In another experiment, babies' sucking on a pacifier was recorded, and a picture was shown to them. When the sucking stopped, the picture disappeared. Babies were found to suck longer when the picture showed a familiar face than when it showed an unfamiliar one.

==Later research==
Later research has included the investigation of memory; communications development in young children with autism; intention;. In collaboration with neuroscientist Jean Decety, Meltzoff has started to investigate the neural mechanisms underpinning imitation empathy and gaze-following.

==Theory==
Based on his work on imitation, Meltzoff has developed the "like me" hypothesis of infant development. This involves three steps. First, there is an intrinsic, supramodal connection in the infant mind between observed acts and similar executed acts (the correspondence reported in the 1977 and 1983 studies cited above). Secondly, infants experience a regular association between their own acts and their own underlying mental states. This is based on everyday experience. Third, infants project their own internal experiences onto others performing similar acts. As a result, infants begin to acquire an understanding of other minds and their mental states (desires, visual perception and basic emotions, for instance).

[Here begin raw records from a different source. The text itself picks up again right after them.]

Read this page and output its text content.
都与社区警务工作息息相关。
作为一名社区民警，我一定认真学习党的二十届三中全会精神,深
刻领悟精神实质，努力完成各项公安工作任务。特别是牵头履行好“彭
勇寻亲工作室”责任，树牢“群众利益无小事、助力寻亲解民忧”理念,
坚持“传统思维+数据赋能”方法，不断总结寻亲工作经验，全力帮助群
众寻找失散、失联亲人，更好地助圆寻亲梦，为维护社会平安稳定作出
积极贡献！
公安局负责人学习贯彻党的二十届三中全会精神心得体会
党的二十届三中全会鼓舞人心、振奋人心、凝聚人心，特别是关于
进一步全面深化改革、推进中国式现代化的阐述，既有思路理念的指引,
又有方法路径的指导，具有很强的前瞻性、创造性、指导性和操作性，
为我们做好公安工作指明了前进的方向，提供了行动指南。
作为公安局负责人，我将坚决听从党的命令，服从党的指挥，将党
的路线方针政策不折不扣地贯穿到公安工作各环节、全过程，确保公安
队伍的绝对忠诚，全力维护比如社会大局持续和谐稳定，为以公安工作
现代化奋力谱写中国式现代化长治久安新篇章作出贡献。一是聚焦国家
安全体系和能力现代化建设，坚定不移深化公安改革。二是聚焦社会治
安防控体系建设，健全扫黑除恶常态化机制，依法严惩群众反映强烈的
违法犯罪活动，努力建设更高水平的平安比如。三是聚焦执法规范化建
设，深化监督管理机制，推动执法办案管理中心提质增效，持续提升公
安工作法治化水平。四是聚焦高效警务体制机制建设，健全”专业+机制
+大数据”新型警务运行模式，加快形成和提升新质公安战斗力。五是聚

This hypothesis suggests that it is imitation that is inborn, and the understanding of other's mental states is a consequence. Other researchers have suggested the opposite, that imitation is a consequence of an understanding of others. But Meltzoff's early imitation studies clearly favor the former possibility.

==Honors==
- National Institutes of Health MERIT Award
- Outstanding Research Award, Society for Developmental and Behavioral Pediatrics
- 2005: Kenneth Craik Award in Psychology, Cambridge University, England
- 2011: Presented the Paul B. Baltes Lecture at the Berlin-Brandenburg Academy of Sciences and Humanities
- Member of the Norwegian Academy of Science and Letters.
- 2016: Kurt Koffka Medal of Giessen University

==Selected works==
- Meltzoff, A.N., & Moore, M.K. (1977). Imitation of Facial and Manual Gestures by Human Neonates. Science, 198, 75-78.
- Meltzoff, A.N., & Borton, R.W. (1979). Intermodal matching by human neonates. Nature, 282, 403-404]
- Gopnik, A., & Meltzoff, A. N. (1997). Words, thoughts, and theories. Cambridge, MA: MIT Press. ISBN 0-262-57126-9
- Gopnik, A., Meltzoff, A.N., & Kuhl, P.K. (2000). The scientist in the crib: What early learning tells us about the mind. New York: HarperCollins. ISBN 0-688-17788-3
- Meltzoff, A.N., & Prinz, W. (2002), Eds. The imitative mind: Development, evolution, and brain bases. Cambridge, England: Cambridge University Press. ISBN 0-521-80685-2
- Meltzoff, A.N., & Decety, J. (2003). "What imitation tells us about social cognition: A rapprochement between developmental psychology and cognitive neuroscience." The Philosophical Transactions of the Royal Society of London, 358, 491–500.
- Meltzoff, A.N. (2005). Imitation and other minds: The 'Like Me' hypothesis. In S. Hurley & N. Chater (Eds.), Perspectives on imitation: From cognitive neuroscience to social science (pp. 55-77). Cambridge: MIT Press.